Fire destroys historic home up for sale

Fire destroys historic home up for sale

PHOENIX, Ore. (AP) -- Fire destroyed the 153-year-old Samuel Colver House, a former stage stop, and two occupants were injured after jumping from a second-story window. The house was to be sold this week to pay off a mortgage.

Former Phoenix Mayor Jerry Greer and his wife, Jennifer, were taken to a hospital late Sunday night for treatment for injuries and smoke inhalation. They remained in separate hospitals Tuesday.
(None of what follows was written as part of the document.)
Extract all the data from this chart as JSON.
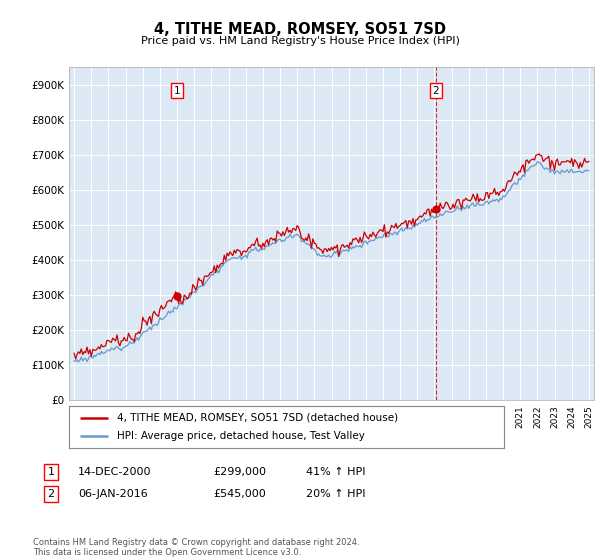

Firefighters said the fire broke out shortly before midnight Sunday and the two jumped to a ground-level porch.

The house is on the National Register of Historic Places and is Jackson County's second-oldest building.

A notice of default on a $250,000 note on the former stage stop was filed in April. The house was to have been sold Friday.

The Greers listed the house at $899,000 in the summer of 2007 and had a potential buyer, who wanted to demolish Jackson County's second-oldest building. But town officials rejected the plan.

Jerry Greer offered the house to the city for an undisclosed amount, but Phoenix officials said the city couldn't afford to buy, restore or maintain it.

(Copyright 2008 The Associated Press.)

Description from the Oregon State LIbrary:

Phoenix, Oreg., was one of the earliest pioneer settlements in Southern Oregon.

The Colver House, on Highway 99 at the south end of town, was built in 1855 by one of the first settlers, Samuel Colver. Colver came west from Ohio in 1850, taking up a donation land claim of 640 acres on a site where Phoenix now stands.

The town site of Phoenix was laid out on property he donated to the city in 1854. Back in the 1850's Phoenix was the hub of the Rogue Valley. The Rogue River and Modoc Indian Wars, the Northwest gold rush, and the onset of the Civil War all played a part in the growth of this frontier town.

There are two view of the Colver House (misspelled as "Calver" on photo notes), a front view and a side view. The photo notes also say that it was a refuge or shelter house. It was placed on the National Register of Historic Places on October 25, 1990.